NOTE: This article continues my coverage of Ed Wood's When the Topic is Sex (BearManor Media, 2021).

The article: "How Not to Get Trapped Into a Marriage." Originally published in Pendulum (Pendulum Publishing), vol. 4, no. 1, April/March 1972. Credited to "Dick Trent."

Excerpt: "Not all men are looking to get married. On the other hand most women are looking for that state of the union. It seems to be born in them. The woman has much more of a capacity for love than the man. Most men can have a quickie, promiscuous affair and when it is over put on his pants and shoes and go home and think little about it except that perhaps he has had a good time (or a bad one as the case may be). And with most young males, searching out new conquests, a variety in love partners is their aim and the girls know it."

1952: Li'l Abner gets married.
Reflections: Nathan Detroit tried to warn us, many decades ago. "What's playing at the Roxy?" he sang to his pals. "I'll tell you what's playing at the Roxy. A picture about a Minnesota man so in love with a Mississippi girl that he sacrifices everything and moves all the way to Biloxi.

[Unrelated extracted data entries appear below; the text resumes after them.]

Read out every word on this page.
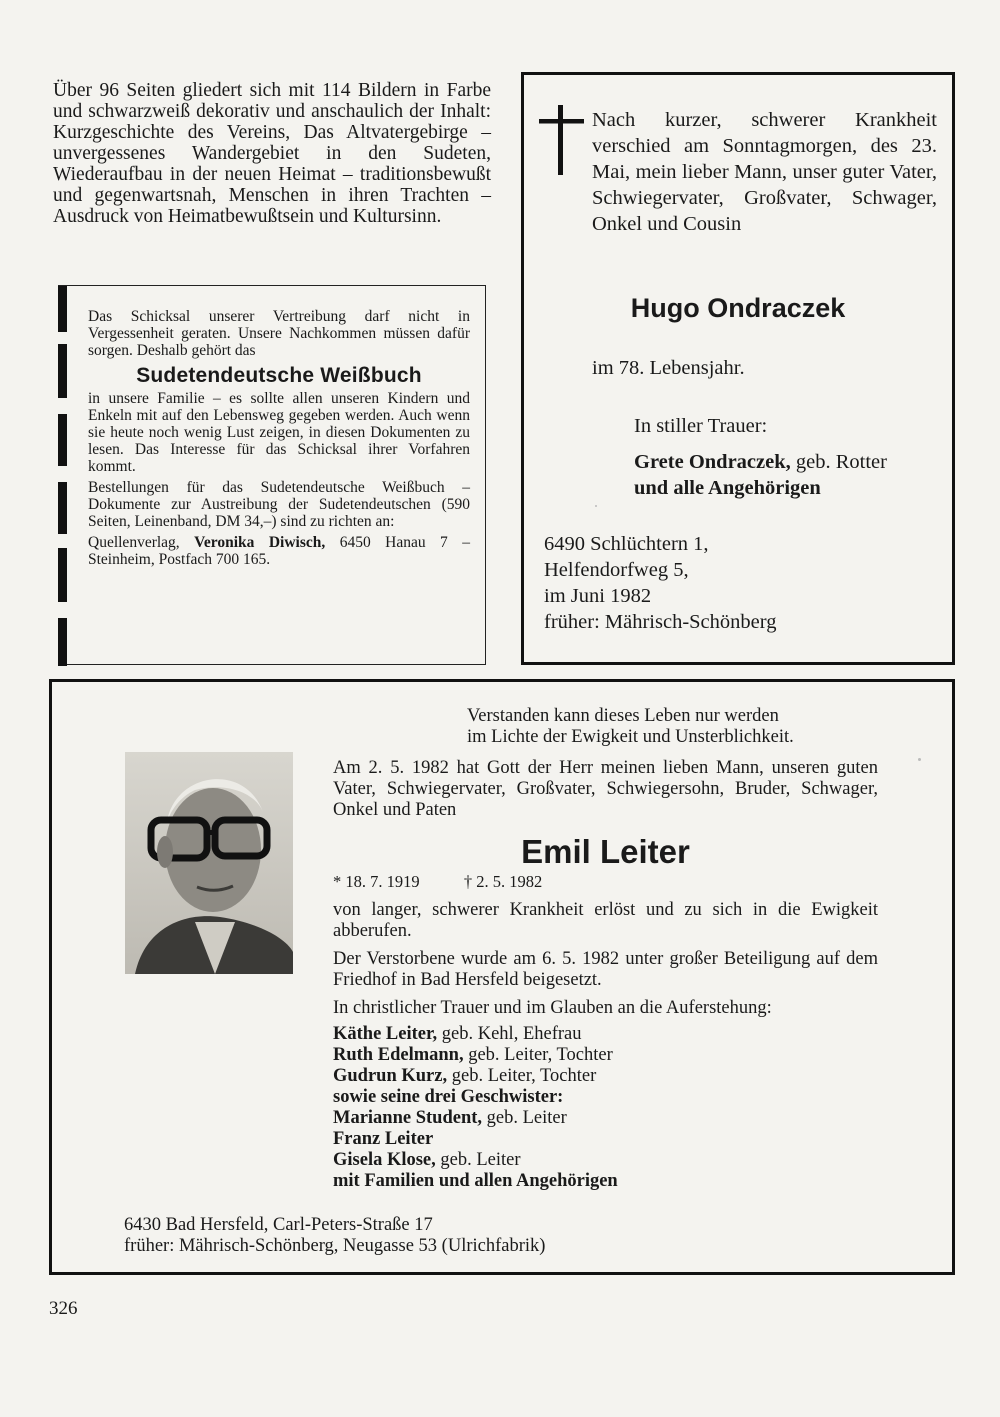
Über 96 Seiten gliedert sich mit 114 Bildern in Farbe und schwarzweiß dekorativ und anschaulich der Inhalt: Kurzgeschichte des Vereins, Das Altvatergebirge – unvergessenes Wandergebiet in den Sudeten, Wiederaufbau in der neuen Heimat – traditionsbewußt und gegenwartsnah, Menschen in ihren Trachten – Ausdruck von Heimatbewußtsein und Kultursinn.

Das Schicksal unserer Vertreibung darf nicht in Vergessenheit geraten. Unsere Nachkommen müssen dafür sorgen. Deshalb gehört das

Sudetendeutsche Weißbuch

in unsere Familie – es sollte allen unseren Kindern und Enkeln mit auf den Lebensweg gegeben werden. Auch wenn sie heute noch wenig Lust zeigen, in diesen Dokumenten zu lesen. Das Interesse für das Schicksal ihrer Vorfahren kommt.

Bestellungen für das Sudetendeutsche Weißbuch – Dokumente zur Austreibung der Sudetendeutschen (590 Seiten, Leinenband, DM 34,–) sind zu richten an:

Quellenverlag, Veronika Diwisch, 6450 Hanau 7 – Steinheim, Postfach 700 165.

Nach kurzer, schwerer Krankheit verschied am Sonntagmorgen, des 23. Mai, mein lieber Mann, unser guter Vater, Schwiegervater, Großvater, Schwager, Onkel und Cousin
Hugo Ondraczek
im 78. Lebensjahr.
In stiller Trauer:
Grete Ondraczek, geb. Rotter
und alle Angehörigen
6490 Schlüchtern 1,
Helfendorfweg 5,
im Juni 1982
früher: Mährisch-Schönberg
Verstanden kann dieses Leben nur werden
im Lichte der Ewigkeit und Unsterblichkeit.

Am 2. 5. 1982 hat Gott der Herr meinen lieben Mann, unseren guten Vater, Schwiegervater, Großvater, Schwiegersohn, Bruder, Schwager, Onkel und Paten

Emil Leiter

* 18. 7. 1919	† 2. 5. 1982

von langer, schwerer Krankheit erlöst und zu sich in die Ewigkeit abberufen.

Der Verstorbene wurde am 6. 5. 1982 unter großer Beteiligung auf dem Friedhof in Bad Hersfeld beigesetzt.

In christlicher Trauer und im Glauben an die Auferstehung:

Käthe Leiter, geb. Kehl, Ehefrau
Ruth Edelmann, geb. Leiter, Tochter
Gudrun Kurz, geb. Leiter, Tochter
sowie seine drei Geschwister:
Marianne Student, geb. Leiter
Franz Leiter
Gisela Klose, geb. Leiter
mit Familien und allen Angehörigen
6430 Bad Hersfeld, Carl-Peters-Straße 17
früher: Mährisch-Schönberg, Neugasse 53 (Ulrichfabrik)
326
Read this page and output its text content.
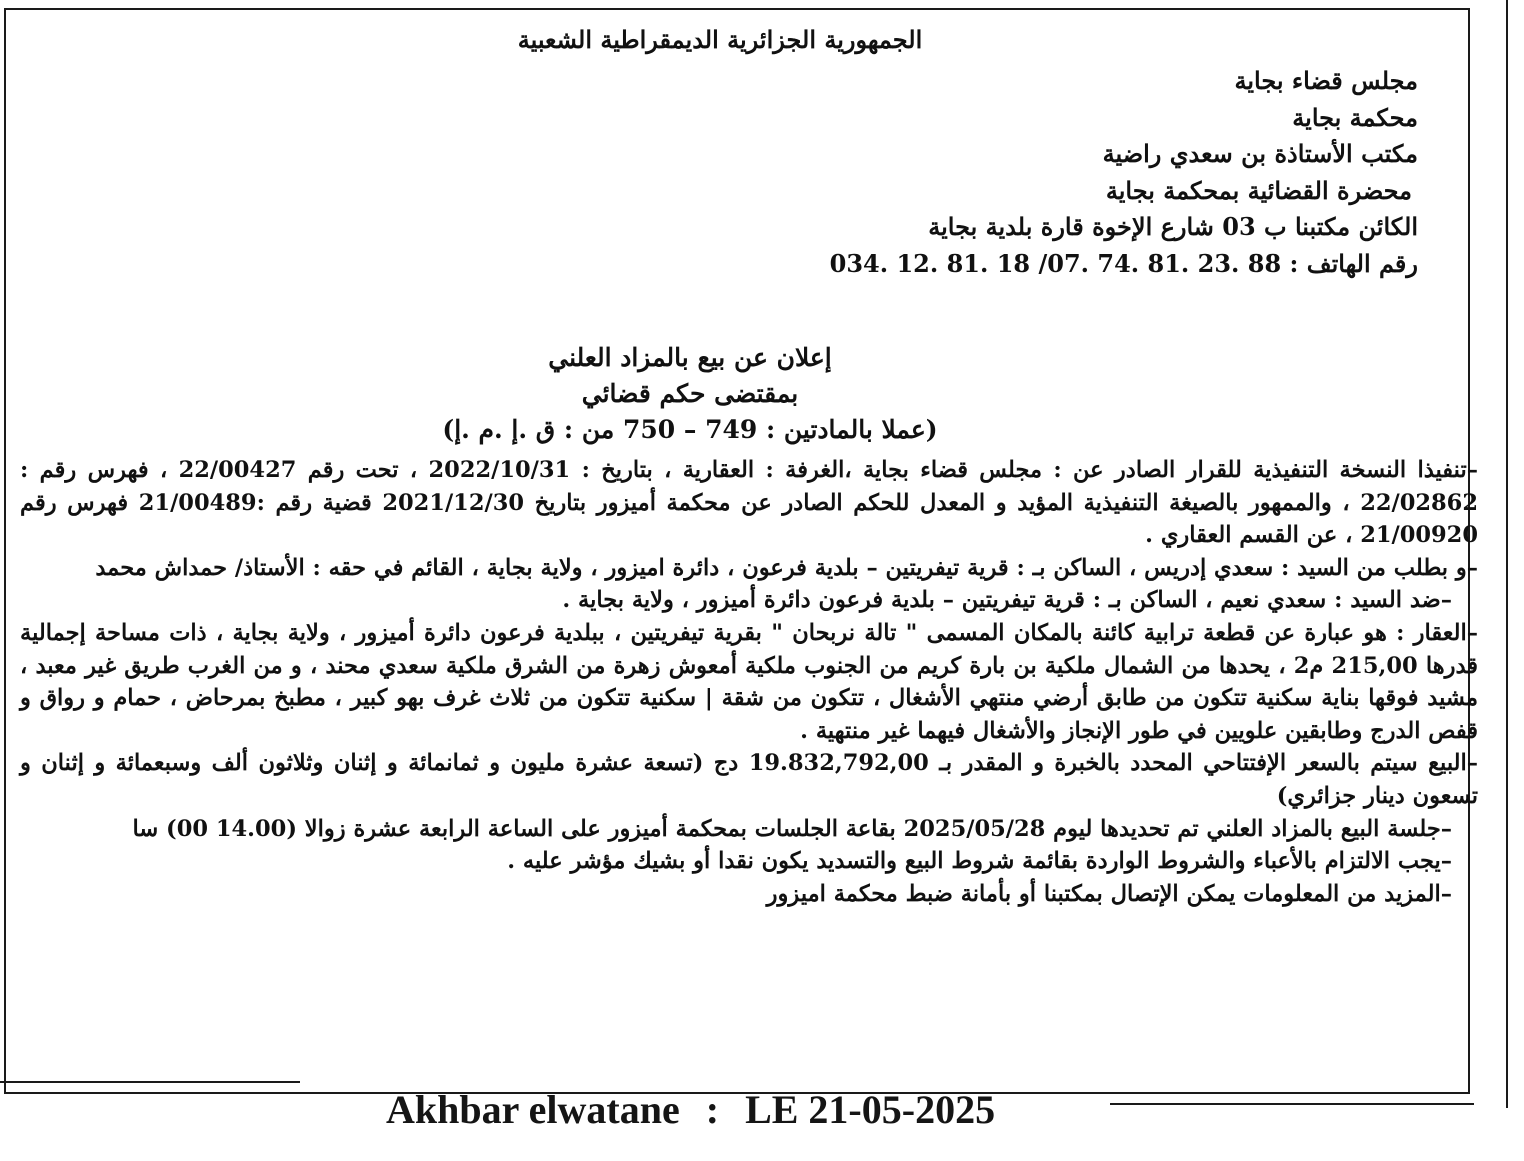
الجمهورية الجزائرية الديمقراطية الشعبية
مجلس قضاء بجاية
محكمة بجاية
مكتب الأستاذة بن سعدي راضية
محضرة القضائية بمحكمة بجاية
الكائن مكتبنا ب 03 شارع الإخوة قارة بلدية بجاية
رقم الهاتف : 88 .23 .81 .74 .07/ 18 .81 .12 .034
إعلان عن بيع بالمزاد العلني
بمقتضى حكم قضائي
(عملا بالمادتين : 749 – 750 من : ق .إ .م .إ)

–تنفيذا النسخة التنفيذية للقرار الصادر عن : مجلس قضاء بجاية ،الغرفة : العقارية ، بتاريخ : 2022/10/31 ، تحت رقم 22/00427 ، فهرس رقم : 22/02862 ، والممهور بالصيغة التنفيذية المؤيد و المعدل للحكم الصادر عن محكمة أميزور بتاريخ 2021/12/30 قضية رقم :21/00489 فهرس رقم 21/00920 ، عن القسم العقاري .

–و بطلب من السيد : سعدي إدريس ، الساكن بـ : قرية تيفريتين – بلدية فرعون ، دائرة اميزور ، ولاية بجاية ، القائم في حقه : الأستاذ/ حمداش محمد

–ضد السيد : سعدي نعيم ، الساكن بـ : قرية تيفريتين – بلدية فرعون دائرة أميزور ، ولاية بجاية .

–العقار : هو عبارة عن قطعة ترابية كائنة بالمكان المسمى " تالة نربحان " بقرية تيفريتين ، ببلدية فرعون دائرة أميزور ، ولاية بجاية ، ذات مساحة إجمالية قدرها 215,00 م2 ، يحدها من الشمال ملكية بن بارة كريم من الجنوب ملكية أمعوش زهرة من الشرق ملكية سعدي محند ، و من الغرب طريق غير معبد ، مشيد فوقها بناية سكنية تتكون من طابق أرضي منتهي الأشغال ، تتكون من شقة | سكنية تتكون من ثلاث غرف بهو كبير ، مطبخ بمرحاض ، حمام و رواق و قفص الدرج وطابقين علويين في طور الإنجاز والأشغال فيهما غير منتهية .

–البيع سيتم بالسعر الإفتتاحي المحدد بالخبرة و المقدر بـ 19.832,792,00 دج (تسعة عشرة مليون و ثمانمائة و إثنان وثلاثون ألف وسبعمائة و إثنان و تسعون دينار جزائري)

–جلسة البيع بالمزاد العلني تم تحديدها ليوم 2025/05/28 بقاعة الجلسات بمحكمة أميزور على الساعة الرابعة عشرة زوالا (14.00 00) سا

–يجب الالتزام بالأعباء والشروط الواردة بقائمة شروط البيع والتسديد يكون نقدا أو بشيك مؤشر عليه .

–المزيد من المعلومات يمكن الإتصال بمكتبنا أو بأمانة ضبط محكمة اميزور

Akhbar elwatane : LE 21-05-2025
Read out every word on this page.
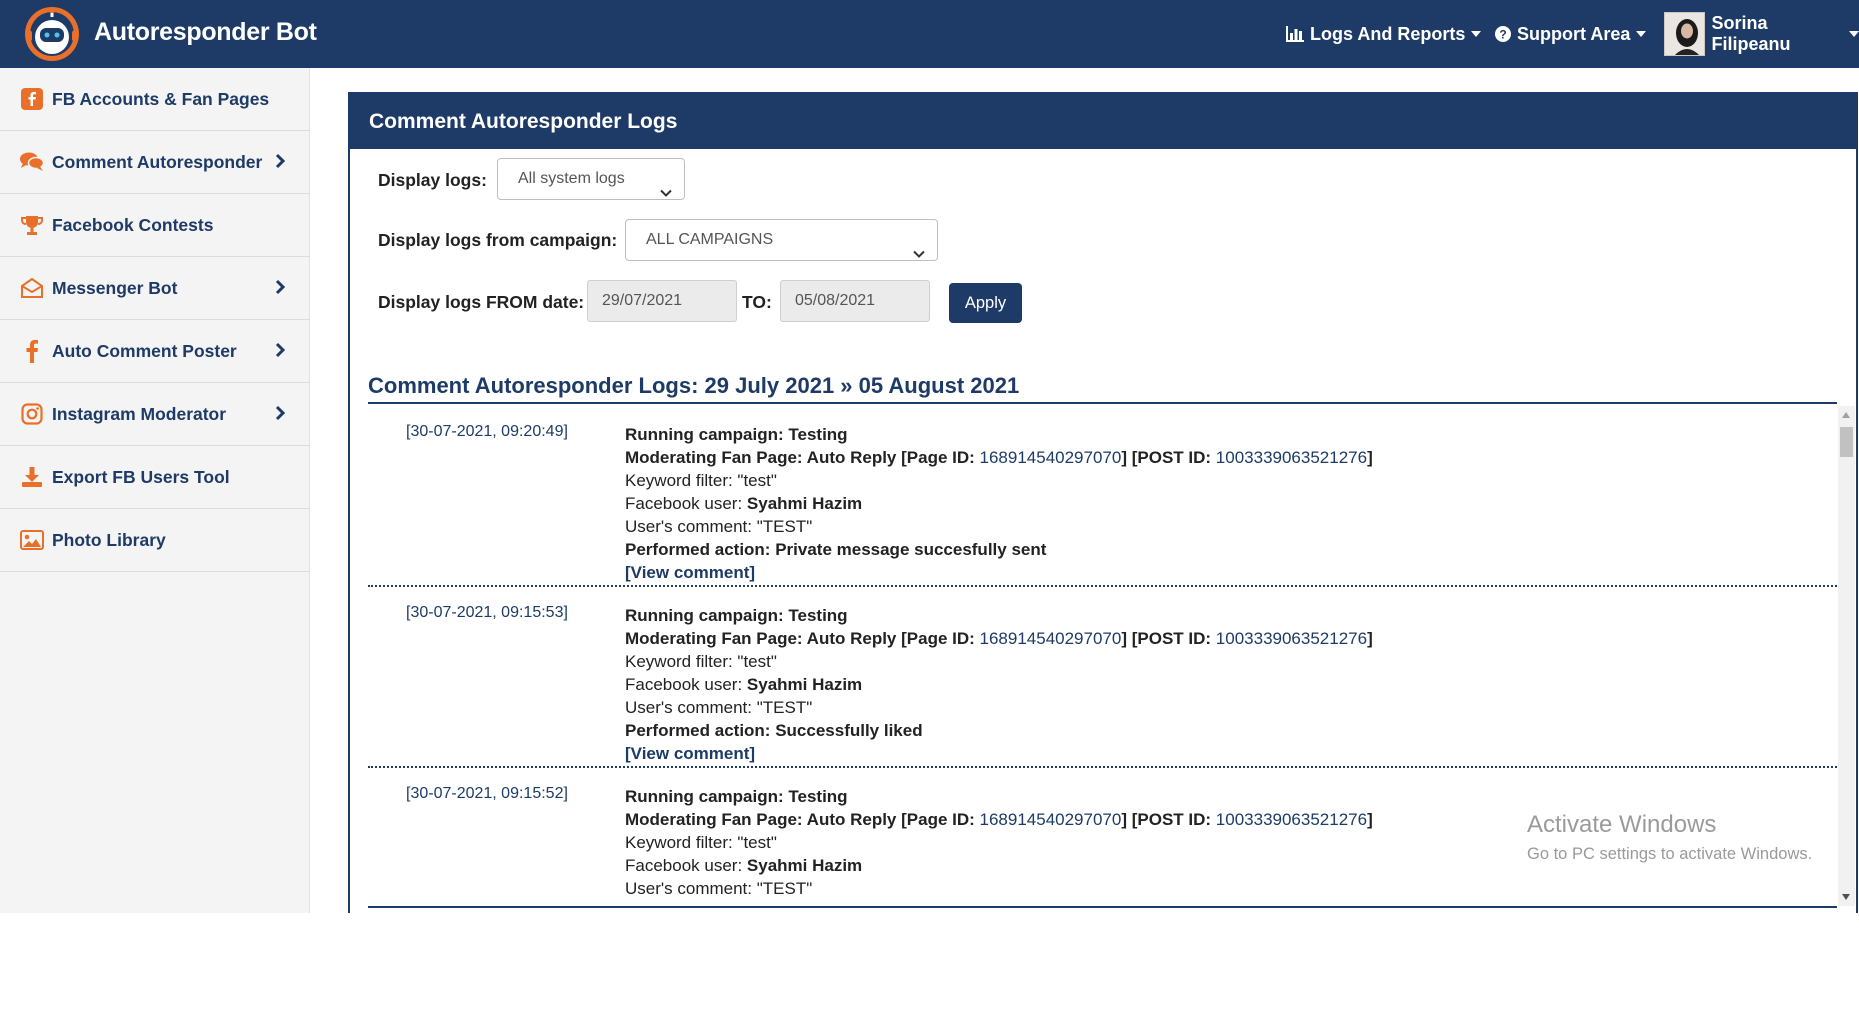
Autoresponder Bot	Logs And Reports	? Support Area
Sorina Filipeanu
FB Accounts & Fan Pages
Comment Autoresponder
Facebook Contests
Messenger Bot
Auto Comment Poster
Instagram Moderator
Export FB Users Tool
Photo Library
Comment Autoresponder Logs
Display logs:	All system logs
Display logs from campaign:	ALL CAMPAIGNS
Display logs FROM date:	29/07/2021	TO:	05/08/2021	Apply
Comment Autoresponder Logs: 29 July 2021 » 05 August 2021
[30-07-2021, 09:20:49]	Running campaign: Testing
Moderating Fan Page: Auto Reply [Page ID: 168914540297070] [POST ID: 1003339063521276]
Keyword filter: "test"
Facebook user: Syahmi Hazim
User's comment: "TEST"
Performed action: Private message succesfully sent
[View comment]
[30-07-2021, 09:15:53]	Running campaign: Testing
Moderating Fan Page: Auto Reply [Page ID: 168914540297070] [POST ID: 1003339063521276]
Keyword filter: "test"
Facebook user: Syahmi Hazim
User's comment: "TEST"
Performed action: Successfully liked
[View comment]
[30-07-2021, 09:15:52]	Running campaign: Testing
Moderating Fan Page: Auto Reply [Page ID: 168914540297070] [POST ID: 1003339063521276]
Keyword filter: "test"
Facebook user: Syahmi Hazim
User's comment: "TEST"
Activate Windows
Go to PC settings to activate Windows.
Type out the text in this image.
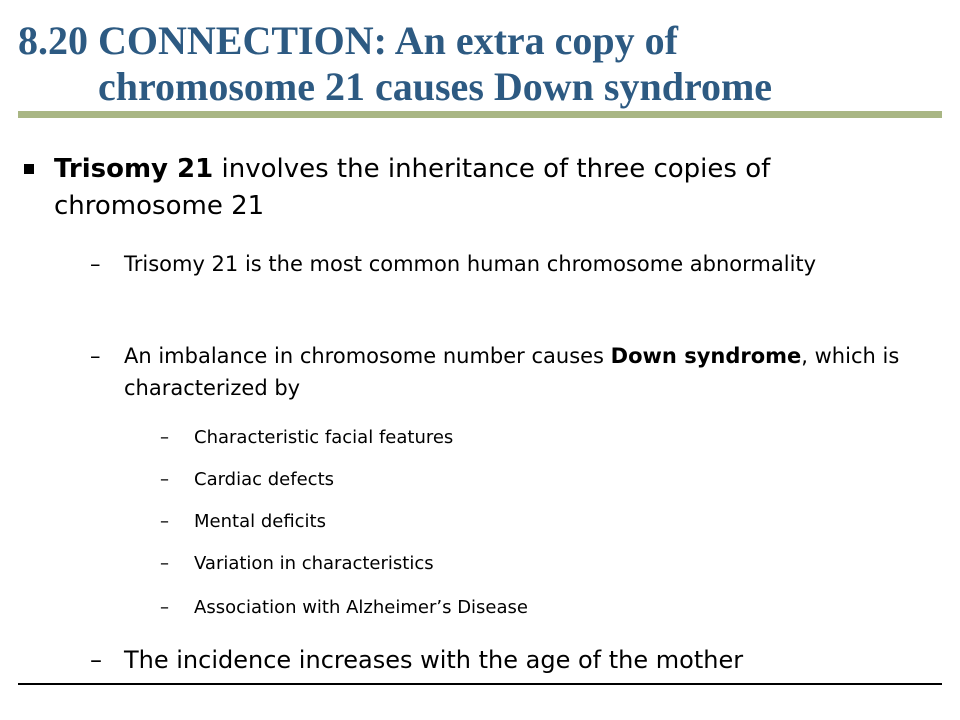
8.20 CONNECTION: An extra copy of
chromosome 21 causes Down syndrome
Trisomy 21 involves the inheritance of three copies of chromosome 21
– Trisomy 21 is the most common human chromosome abnormality
– An imbalance in chromosome number causes Down syndrome, which is characterized by
– Characteristic facial features
– Cardiac defects
– Mental deficits
– Variation in characteristics
– Association with Alzheimer’s Disease
– The incidence increases with the age of the mother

That's what's playing at the Roxy." 

Ed Wood's 1972 article "How Not to Get Trapped Into a Marriage" is intended as an advice manual for the man who is single and plans to stay that way. It espouses the same basic viewpoint as the musical Guys & Dolls: namely, that shrewd women are constantly scheming to trap helpless men into marriage. Nathan Detroit, for one, gives into the pressure and marries his longtime girlfriend, Adelaide, thus abdicating his life of gambling and carousing.

I don't know that I've encountered too many examples of this phenomenon in real life, but it's a fairly common stereotype in popular culture. Or it was, anyway. This year will mark the 70th anniversary of Li'l Abner Yokum's marriage to Daisy Mae Scragg. Now virtually forgotten, the event was a pop culture sensation in its time. One of the 20th century's most famous bachelors had been hogtied.

Before you start calling Ed Wood a sexist pig, you should know that this particular article is yet another example of Eddie blatantly recycling material from another writer. Once again, he read an article in the adult-oriented tabloid The National Informer, found it interesting, and decided to pen a response. In this case, it was an article called "How You Can Trap A Man Into Marriage" by Sherman Cooper. Basically, what Ed does here is pass on all the sneaky tricks that Sherman Cooper advises women to use against men. After quoting extensively from the Informer article, Ed then adds:
And there it is laid right out in the open for any male who can read and digest both sides of the coin as it has been presented here. Now it becomes only the thought as to how hard the male wishes not to be trapped. He can now go into an affair with his eyes wide open. But no matter how many words of warning are put down on paper there are still those girls around who are ever scheming and they will always be coming up with new plans to trap the male into the altar trip.
And that's how the article ends. Eddie really never tells us how to avoid marriage. He just tells us which red flags we should be aware of. I'm reminded of Louis Jordan's 1946 record "Beware," which was similarly intended as a warning to single men about wily women.

So what are the tricks? The first one that probably came to your mind was the old-fashioned pregnancy scare. The woman will either allow the man to impregnate her or will simply pretend to be pregnant long enough to get the poor dope to walk down the aisle. But Sherman Cooper advises against that strategy. If you actually get pregnant, the man might just take off and abandon you. Then you're left with some dumb baby that you never wanted in the first place. He advises instead that women make themselves "indispensable" to men through cooking, sex, and shameless flattery. Cooper describes it as a matter of salesmanship. Remember, gals, that you're selling yourself to your boyfriends.

Ed Wood doesn't really have a lot to add to Cooper's article, apart from a semi-coherent preamble about the pitfalls of "quickie" marriages. I said earlier that he must've found the Informer piece "interesting," but maybe that's not it. Maybe he knew he had to turn out a lot of text in a short amount of time and needed to take ideas from wherever he could get them. So he scoured the tabloids for anything he could repurpose and sell to Bernie Bloom.